Recently, WCC announced that it will freeze in-district tuition at $95 per credit hour for the 2020-21 school year. It will follow with a planned tuition increases of $1 per year for the following two years. The rationale for freezing tuition is that WCC has a commitment to affordability. Additionally, the administration wants to recognize the impact of COVID-19 on students.
That’s all well and good. But the real commitment to affordability must include reducing the size and cost of the WCC administration. In the budget presentation on April 28, the Chief Financial Officer indicated that WCC has a structural deficit, which will cause expenses to exceed revenues in 2023.
In the same presentation, the CFO indicates that WCC has held tuition constant for three years, and will again forgo a tuition increase in FY21. Increasing the tuition rate by $1 per credit hour for in-district students means an additional $250,000 annually or so in revenue – not much. So giving up the increase isn’t that much of a sacrifice. The rise in property tax revenues more than offsets the “loss” in revenues.
Tuition freeze contributes to structural deficit
But holding tuition constant contributes to the structural deficit that WCC is facing. WCC’s expenses go up every year. The cost of maintenance goes up. The penalty for deferring maintenance goes up. The cost of utilities go up.
If you’re going to voluntarily hold your revenues constant, you have to cut expenses for every year you forgo revenue.
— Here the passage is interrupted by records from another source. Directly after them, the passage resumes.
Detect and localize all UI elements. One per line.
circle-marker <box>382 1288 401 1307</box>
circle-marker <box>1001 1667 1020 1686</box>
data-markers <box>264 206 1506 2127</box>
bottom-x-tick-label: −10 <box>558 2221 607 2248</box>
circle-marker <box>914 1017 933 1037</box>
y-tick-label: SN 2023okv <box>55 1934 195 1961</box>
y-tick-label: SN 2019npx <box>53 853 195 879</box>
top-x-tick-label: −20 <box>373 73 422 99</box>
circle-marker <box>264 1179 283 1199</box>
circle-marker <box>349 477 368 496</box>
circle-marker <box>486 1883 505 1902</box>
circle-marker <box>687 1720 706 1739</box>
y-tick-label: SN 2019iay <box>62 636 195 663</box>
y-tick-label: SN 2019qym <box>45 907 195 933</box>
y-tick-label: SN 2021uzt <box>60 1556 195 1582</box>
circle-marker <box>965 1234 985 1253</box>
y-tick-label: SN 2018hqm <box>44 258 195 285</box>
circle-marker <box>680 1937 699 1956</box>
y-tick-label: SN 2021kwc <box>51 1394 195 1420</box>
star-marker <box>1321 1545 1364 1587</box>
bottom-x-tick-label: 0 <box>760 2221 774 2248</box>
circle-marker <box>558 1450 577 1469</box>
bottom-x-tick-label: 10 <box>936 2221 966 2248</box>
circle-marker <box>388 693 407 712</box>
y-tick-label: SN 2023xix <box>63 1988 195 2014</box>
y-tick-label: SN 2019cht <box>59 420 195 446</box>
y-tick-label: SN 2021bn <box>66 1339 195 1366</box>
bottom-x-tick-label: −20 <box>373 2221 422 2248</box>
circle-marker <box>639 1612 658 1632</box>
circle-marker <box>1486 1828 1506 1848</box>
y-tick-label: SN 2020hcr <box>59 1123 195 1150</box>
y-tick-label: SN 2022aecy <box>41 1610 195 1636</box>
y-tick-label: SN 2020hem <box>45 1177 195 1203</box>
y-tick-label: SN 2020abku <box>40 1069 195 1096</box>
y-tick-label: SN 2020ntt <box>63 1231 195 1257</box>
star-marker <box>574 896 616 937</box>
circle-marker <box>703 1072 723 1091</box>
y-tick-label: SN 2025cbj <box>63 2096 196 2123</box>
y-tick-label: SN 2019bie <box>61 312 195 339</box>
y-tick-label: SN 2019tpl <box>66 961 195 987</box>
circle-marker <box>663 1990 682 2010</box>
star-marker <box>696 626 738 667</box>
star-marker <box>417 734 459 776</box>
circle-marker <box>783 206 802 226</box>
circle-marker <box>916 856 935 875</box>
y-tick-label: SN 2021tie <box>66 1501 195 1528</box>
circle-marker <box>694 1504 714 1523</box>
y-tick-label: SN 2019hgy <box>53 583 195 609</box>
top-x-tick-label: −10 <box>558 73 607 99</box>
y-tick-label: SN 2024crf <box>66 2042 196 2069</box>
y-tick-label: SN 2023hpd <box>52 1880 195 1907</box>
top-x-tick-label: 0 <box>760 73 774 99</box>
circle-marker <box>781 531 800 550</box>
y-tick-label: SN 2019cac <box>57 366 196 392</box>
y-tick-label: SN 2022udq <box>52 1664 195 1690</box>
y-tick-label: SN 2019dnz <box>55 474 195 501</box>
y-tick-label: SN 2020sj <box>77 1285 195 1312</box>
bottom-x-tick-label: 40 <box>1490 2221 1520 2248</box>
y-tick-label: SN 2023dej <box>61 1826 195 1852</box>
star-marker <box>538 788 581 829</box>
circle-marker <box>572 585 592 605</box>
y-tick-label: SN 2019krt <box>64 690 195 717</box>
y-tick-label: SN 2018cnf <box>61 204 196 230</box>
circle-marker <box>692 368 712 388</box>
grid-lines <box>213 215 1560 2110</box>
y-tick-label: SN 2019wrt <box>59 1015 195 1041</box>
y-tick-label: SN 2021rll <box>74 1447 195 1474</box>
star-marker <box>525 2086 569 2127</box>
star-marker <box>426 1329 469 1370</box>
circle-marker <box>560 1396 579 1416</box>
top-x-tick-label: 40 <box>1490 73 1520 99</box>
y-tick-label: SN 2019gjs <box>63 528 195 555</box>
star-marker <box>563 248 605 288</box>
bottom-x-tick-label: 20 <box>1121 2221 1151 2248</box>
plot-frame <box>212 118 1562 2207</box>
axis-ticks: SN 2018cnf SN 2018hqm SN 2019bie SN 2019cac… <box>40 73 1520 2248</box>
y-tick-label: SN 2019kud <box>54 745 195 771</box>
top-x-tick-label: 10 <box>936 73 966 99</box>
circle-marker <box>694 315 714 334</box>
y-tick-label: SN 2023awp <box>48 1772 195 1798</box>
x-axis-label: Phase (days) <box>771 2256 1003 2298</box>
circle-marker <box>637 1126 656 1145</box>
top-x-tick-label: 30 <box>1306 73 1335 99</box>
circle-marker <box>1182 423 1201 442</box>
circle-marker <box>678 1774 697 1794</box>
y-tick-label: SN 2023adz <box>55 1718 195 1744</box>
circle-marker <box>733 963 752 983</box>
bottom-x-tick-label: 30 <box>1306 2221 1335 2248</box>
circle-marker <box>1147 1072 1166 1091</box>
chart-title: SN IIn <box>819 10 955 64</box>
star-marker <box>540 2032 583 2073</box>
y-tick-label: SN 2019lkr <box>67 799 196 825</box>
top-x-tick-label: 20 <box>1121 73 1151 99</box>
Despite the layoffs, WCC hasn’t done the hard work of cutting expenses. Between now and FY 23, if all goes according to plan, WCC will increase its tuition revenues by about $500,000 or so. At the same time, it will spend about $7.5M on “Executive Management.” Instead of opting to invest in energy efficiency, it will spend another $7.5M on utilities in that time. Those two items alone represent $15M in expenses, offset by $500,000 in tuition revenues and a few million in property tax revenues.
Cutting the size of the College workforce to preserve the size of the Executive team is a losing proposition. The Board of Trustees has to decide (and now is better than later) that continued, unrestrained spending on executive management is leading the College toward financial ruin.
It is time for the Board to demand that the Administration make meaningful reductions to spending on Executive Management.